Gay Purr-ee, 4 p.m. Friday, June 24
Garland's final film, released in 1963, has her taking a dramatic turn as a successful American singer visiting England and trying to reclaim the son she gave up years earlier. Perhaps like Garland herself, though, her character Jenny Bowman is at her happiest when performing. Gay actor Dirk Bogarde plays her long-ago lover and father of her son.
I Could Go on Singing, 1:15 a.m. Saturday, June 25
Many Garland admirers consider her performance as Vicki Lester her greatest. Vicki is a band singer who becomes a film star in the second version (1954) of the much-filmed story about a woman whose career soars while her alcoholic husband's goes downhill. Janet Gaynor, Barbra Streisand, and most recently Lady Gaga have starred in other versions, and they all have commendable qualities, but it's hard to top Garland's display of emotion and vulnerability, plus her great vocals ("The Man That Got Away," "Born in a Trunk," and more). James Mason is a worthy leading man as the falling star Norman Maine. Garland was expected to win the Best Actress Oscar, but the award went to Grace Kelly for The Country Girl instead. Grand larceny!
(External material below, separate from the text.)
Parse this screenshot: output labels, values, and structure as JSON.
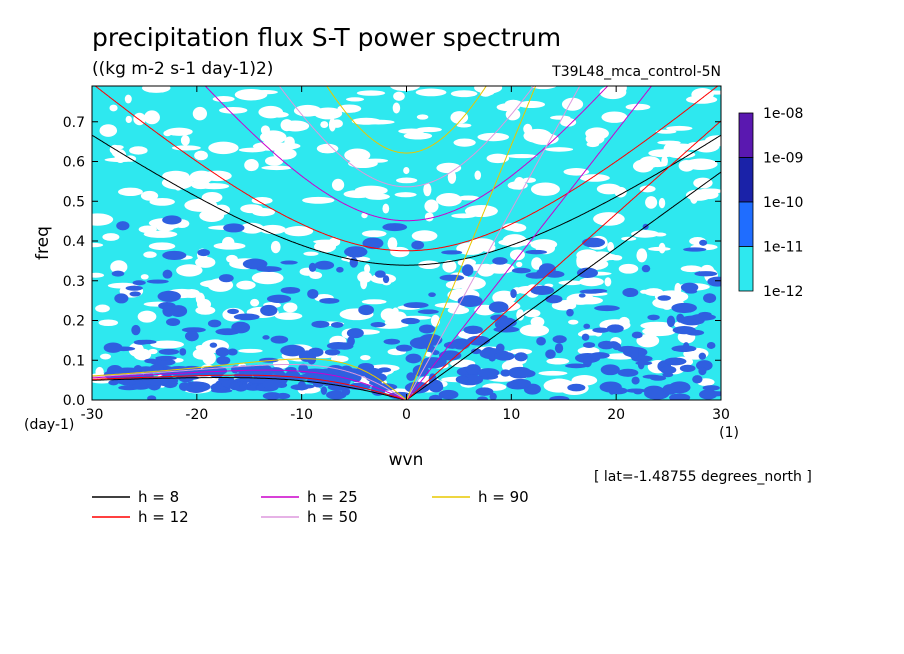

A Star Is Born, 8 p.m. Friday, June 24
Also on TCM that evening: Till the Clouds Roll By, a highly fictionalized 1946 biopic about composer Jerome Kern (played by Robert Walker), with Garland, Frank Sinatra, Dinah Shore, June Allyson, and others performing Kern songs, 5:30 p.m.; and A Child Is Waiting (1962), with Garland as a teacher of children with disabilities, costarring Burt Lancaster and Gena Rowlands, in an early directorial effort by John Cassavetes, 11:15 p.m.